By Jason Keil   Published Feb 05, 2004 at 5:22 AM

{image1}It might surprise some listeners who lend their ears to the self-titled debut release of Chicago's Dollar Store, the latest project from former Milwaukeean and current Waco Brother Dean "Deano" Schlabowske, that embedded in the 12-track collection of country and bluegrass tunes that come heavily dipped in a heaping helping of rock and roll sensibility is a cover of Cher's dance hit "Believe."

What may seem to some as a tongue-in-cheek parody of the current mediocrity that plagues rock music is really what Schlabowske sees as a "country song in disco clothing."

The song fits in perfectly with the other 11 tracks that explore the lives of cynical characters that have in some way or another encountered an enormous amount of disappointment in their lives brought on by their careers, the government or their significant others.

For example, "Explain Away" deals with the disillusionment that is found in the music industry. "Amazing Disgrace" touches on what Schlabowske observes as amazingly talented people tearing themselves apart. It's his "glass half-empty" point of view that provides the inspiration for his songwriting.

"I don't write in a stream of consciousness," says the former leader of the local industrial punk group Wreck as well as earlier groups like Modern Values and Blind Robins, "I'm fascinated with the media creating and tearing down people."

Dollar Store was formed because of Schlabowske's desire to explore his observations of this dog-eat-dog world, something that he really couldn't do as a member of the alt-country group The Waco Brothers. The hopes and expectations he had as a member of critically-acclaimed Waco Brothers, much like the characters in his songs with Dollar Store, were dashed away as the group began turning in a direction that he didn't expect.

"When The Waco Brothers first started, I was hoping that the music would move in a forward direction," Schlabowske explains, "I was kind of disappointed that it turned into a bunch of guys in cowboy shirts playing Hank Williams at 150 beats per minute."

Finding the right people to help Schlabowske bring his songs to life was no easy task. Bassist Alan Doughty, who has played with The Waco Brothers and on the 2001 Jesus Jones release "London," helped things gel. It was when drummer Joe Camarillo, who had made a guest appearance on The Wacos' 2002 release "New Deal," when things started to really come together.

Guest appearances by musicians Dave Alvin (Blasters, Knitters), Jon Rauhouse (Neko Case), Tex Schmidt and Celine (Sally Timms) help round out the album's textured sound.

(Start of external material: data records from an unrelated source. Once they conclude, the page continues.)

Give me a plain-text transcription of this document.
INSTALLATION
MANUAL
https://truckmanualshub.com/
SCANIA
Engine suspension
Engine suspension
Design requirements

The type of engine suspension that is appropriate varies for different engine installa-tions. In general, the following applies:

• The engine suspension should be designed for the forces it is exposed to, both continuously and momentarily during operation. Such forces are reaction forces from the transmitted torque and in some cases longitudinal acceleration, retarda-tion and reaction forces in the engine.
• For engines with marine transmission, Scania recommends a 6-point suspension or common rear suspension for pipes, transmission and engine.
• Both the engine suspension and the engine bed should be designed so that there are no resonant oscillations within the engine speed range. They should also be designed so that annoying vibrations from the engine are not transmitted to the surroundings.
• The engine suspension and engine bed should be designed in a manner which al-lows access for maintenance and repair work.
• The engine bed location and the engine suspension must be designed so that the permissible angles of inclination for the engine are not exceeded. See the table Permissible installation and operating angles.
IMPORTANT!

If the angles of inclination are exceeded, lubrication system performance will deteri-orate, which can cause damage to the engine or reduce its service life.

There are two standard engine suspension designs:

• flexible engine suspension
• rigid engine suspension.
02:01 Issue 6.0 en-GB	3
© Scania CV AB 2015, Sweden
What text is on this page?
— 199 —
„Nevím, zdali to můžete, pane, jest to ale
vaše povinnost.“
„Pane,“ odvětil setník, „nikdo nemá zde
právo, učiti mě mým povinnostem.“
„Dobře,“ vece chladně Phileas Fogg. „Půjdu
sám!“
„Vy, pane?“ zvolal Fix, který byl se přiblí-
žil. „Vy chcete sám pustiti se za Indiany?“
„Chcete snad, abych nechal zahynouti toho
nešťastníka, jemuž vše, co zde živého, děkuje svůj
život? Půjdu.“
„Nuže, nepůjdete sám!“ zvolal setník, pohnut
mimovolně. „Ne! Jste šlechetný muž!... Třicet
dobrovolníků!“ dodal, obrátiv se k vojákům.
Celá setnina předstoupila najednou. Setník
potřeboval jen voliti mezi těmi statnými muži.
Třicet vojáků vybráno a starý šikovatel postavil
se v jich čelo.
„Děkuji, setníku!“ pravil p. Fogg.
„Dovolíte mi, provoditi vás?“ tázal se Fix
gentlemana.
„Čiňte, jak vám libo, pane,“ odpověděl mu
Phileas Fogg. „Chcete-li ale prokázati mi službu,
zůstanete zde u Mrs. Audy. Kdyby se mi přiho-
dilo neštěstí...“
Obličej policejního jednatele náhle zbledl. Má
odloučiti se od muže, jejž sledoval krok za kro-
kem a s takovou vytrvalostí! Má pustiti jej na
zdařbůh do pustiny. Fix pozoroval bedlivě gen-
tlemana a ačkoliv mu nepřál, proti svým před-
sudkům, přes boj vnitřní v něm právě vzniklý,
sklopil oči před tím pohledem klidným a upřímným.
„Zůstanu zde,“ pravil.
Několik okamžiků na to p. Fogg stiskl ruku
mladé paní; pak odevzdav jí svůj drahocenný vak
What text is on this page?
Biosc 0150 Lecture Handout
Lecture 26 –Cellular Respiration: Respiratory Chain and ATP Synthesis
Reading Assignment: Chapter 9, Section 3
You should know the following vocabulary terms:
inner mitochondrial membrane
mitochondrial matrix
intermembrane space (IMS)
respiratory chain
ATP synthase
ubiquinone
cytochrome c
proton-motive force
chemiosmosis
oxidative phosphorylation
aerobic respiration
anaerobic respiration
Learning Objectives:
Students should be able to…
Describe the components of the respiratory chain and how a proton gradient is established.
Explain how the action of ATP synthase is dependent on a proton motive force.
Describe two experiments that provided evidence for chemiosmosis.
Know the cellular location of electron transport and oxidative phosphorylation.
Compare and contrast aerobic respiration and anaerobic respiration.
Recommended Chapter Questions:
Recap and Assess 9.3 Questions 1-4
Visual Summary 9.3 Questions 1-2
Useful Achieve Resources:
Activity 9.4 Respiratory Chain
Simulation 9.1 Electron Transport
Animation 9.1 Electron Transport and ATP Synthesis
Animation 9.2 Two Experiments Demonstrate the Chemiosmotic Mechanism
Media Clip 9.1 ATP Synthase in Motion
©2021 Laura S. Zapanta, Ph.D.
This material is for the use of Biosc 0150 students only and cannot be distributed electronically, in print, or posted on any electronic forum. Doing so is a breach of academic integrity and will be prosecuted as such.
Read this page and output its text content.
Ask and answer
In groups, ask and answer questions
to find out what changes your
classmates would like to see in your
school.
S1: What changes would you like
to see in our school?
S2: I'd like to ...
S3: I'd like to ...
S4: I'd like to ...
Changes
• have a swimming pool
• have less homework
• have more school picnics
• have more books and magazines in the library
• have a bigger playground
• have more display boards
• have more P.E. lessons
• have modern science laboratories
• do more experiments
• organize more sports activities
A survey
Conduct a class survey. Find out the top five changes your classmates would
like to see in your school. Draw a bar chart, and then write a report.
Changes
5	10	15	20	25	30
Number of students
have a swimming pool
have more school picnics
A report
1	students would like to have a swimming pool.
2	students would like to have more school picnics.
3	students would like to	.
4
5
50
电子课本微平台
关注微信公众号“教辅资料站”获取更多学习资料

Then came the band's appearances at last year's South by Southwest Festival (SXSW) in Austin and the 2003 CMJ Music Marathon in New York City, which included the lead guitar of Schmidt (of the German rockabilly band The Roughnecks). The audiences at both shows were blown away by Dollar Store's rocking and raucous live sets.

"I'm kind of combining the guitar attack of Wreck with the style of The Wacos," says Schlabowske, "I'm not sure that we have totally achieved that yet, but our live sets are starting to come into focus."

The band's live show should come in clearer this spring when Schlabowske takes Dollar Store on the road for a tour of the Midwest and East Coast. Like good Boy Scouts, Dollar Store is preparing to face the struggles that every independent band faces when they first begin.

"It's tough for any independent band to get attention with the stranglehold big business has," Schlabowske admits.

But he is already getting excited about recording another Dollar Store album, which should begin after he is done recording the next Waco Brothers disc. He hopes that listeners will be drawn to the band's country and bluegrass rooted songs, just as he was drawn to the simplicity and directness of those roots when he first started playing punk and new wave music in the '80s.

Schlabowske recalls, "You meet these punk rockers and you look thought their record collections and oddly enough, there is always some Hank Williams and Patsy Cline records in there. They're drawn to the no-nonsense sensibility of it."

What is Schlabowske's biggest wish for listeners of the album?

"Hopefully I have written a song or two (on the album) that will be annoyingly stuck (in the listener's) head for two weeks. I hope it makes their hair on the back of their neck stand up."